You are viewing a single comment's thread.

view the rest of the comments →

TheMightyWurlitzer ago

Yes. Please, please, please ditch Windows if you still use it. Mint Linux.

deplorable_podunk ago

Yes, for sure. Been using linux mint for many many years. Love it. Have never looked back.

aboxofbooks ago

The flavor I would recommend to a newbie would be Elementary OS. It's SUPER EASY and what I'm using right now. Very nice and reliable.

thisistotallynotme ago

Elementary is a very strong 2nd-place for newbie distro of choice. The only thing it lacks is pre-installed codecs and other tweaks that Mint does.

Soakingitup123 ago

Would this work in a raspberry pi? Thinking that may be a better alternative to getting a new laptop.

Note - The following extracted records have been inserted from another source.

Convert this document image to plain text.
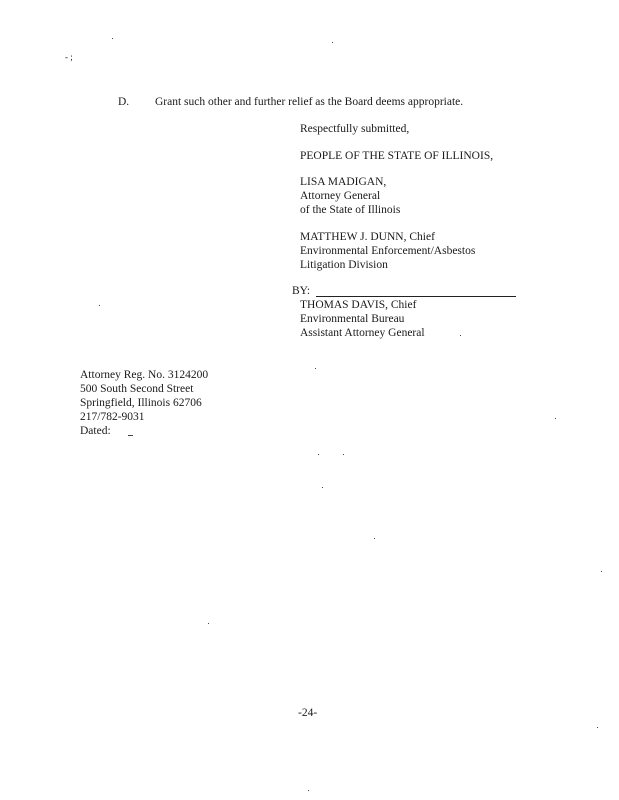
- ;
D. Grant such other and further relief as the Board deems appropriate.
Respectfully submitted,
PEOPLE OF THE STATE OF ILLINOIS,
LISA MADIGAN,
Attorney General
of the State of Illinois
MATTHEW J. DUNN, Chief
Environmental Enforcement/Asbestos
Litigation Division
BY:
THOMAS DAVIS, Chief
Environmental Bureau
Assistant Attorney General
Attorney Reg. No. 3124200
500 South Second Street
Springfield, Illinois 62706
217/782-9031
Dated:
-24-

Or perhaps dual boot

thisistotallynotme ago

Yes, but you'd be better off using a different distro like raspbian. Mint is x86/amd64-only. raspberry pis all use Broadcom ARM chipsets and video.

TheMightyWurlitzer ago

It just might but you'd need to find someone who knows techie stuff to tell you for sure. I would think there is some flavor of Linux that would work. Short answer. I don't know. best o luck.

aboxofbooks ago

make a live USB using the program Rufus. Here's how: 1. Download your flavor of linux 2. Download Rufus on iwndows. 3. Launch rufus 4. Point to where your download is 5. hit start 6. let program run

To use, put into your usb port, then restart your computer. 1. you may have to hit escape, f2, f1 or f12 to get to a menu 2. Computer should boot into linux. You can use it "live" without committing to installing if you want. 3. When you are ready to install, it has an install option on the desktop usually. 4. Whole installation should take somewhere between 5-10 mins.

Meatgod ago

Damn it. Lost. FML. I am so fucking locked into windows and android. FML

Remnant601 ago

Definitely great advice. Linux Mint is so much easier to use than Windows. Just find a few years old computer and install Mint. Add your favorite browser. You don't need to know any Linux commands to access the internet.

Mr_metanoia ago

Manjaro KDE, FTW--but... Honestly, I keep relapsing w/ compromised shit. I gotta stay in Windows rehab or something. Maybe learn how to use WINE. Didn't know about Protonmail, tho.

alele-opathic ago

If you are dual-booting, which it sounds like, it helps to set up a soft symbolic link between your windows user folder and wine user folder - this would allow you to run e.g. your favorite windows music software and keep your playlists/music, etc. Ask for more on this if you are curious. Also, note that the current wine version is 3.02 (or 3.15 if devel channel), as most distros pack an older version.

Do note that there are other things you would need to do in Windows to make it play nice (i.e. disable fast startup, disable hibernation), but then you could set your windows partition to automount and everything becomes automagic at that point.

Also, grab the Luna.msstyles file (from WinXP) so that everything doesn't look like ass.

Ask for help if you need it!

Mr_metanoia ago

I'm dual booting, indeed! I really only have just begun using windows because I never had any money for software. Had been all over the distros for awhile as I inherited a few old laptops. Developed the same affinity for upper-tiered-older hardware at cheap prices because of the Linux experience with Manjaro, Ubuntu, Mint, Elementary... even had PuppyLinux on a 10 yr old dell for my youngest. I don't get WINE tho. Tried to use it a couple of times and I should have watched some YT videos or something...

I understand about the BIOS/Win10 changes being necessary for compatibility, but how are you creating the sym-link? I only ever heard that term on busybox.

alele-opathic ago

but how are you creating the sym-link?

Use ln in a terminal window. The -s (for soft) argument will create soft links, as opposed to hard links.

ln -s /path/to/windows/folder /path/to/wine/folder

One caution though - check and double check that your paths are correct before entering the command. If the link is wrong, you need to use 'unlink' to remove it, which, though it sounds like it only unlinks symbolic links, can actually unlink normal files as well (which is the equivalent of deletion, but a little worse, as undeleting wouldn't recover metainfo [like filenames]). Just doublecheck and you will be alright.

Use quotes if your windows path has a space in it. The fake windows system wine creates is hidden by default, but should be in .wine in your home directory. Match up the two folders from both windows and wine and copy+paste from the file browser into terminal for the easiest way to not make a mistake.

robertawearefree ago

If you can manage to set up a dual boot system, then you can manage doing whatever you need to do in Linux. Take the plunge.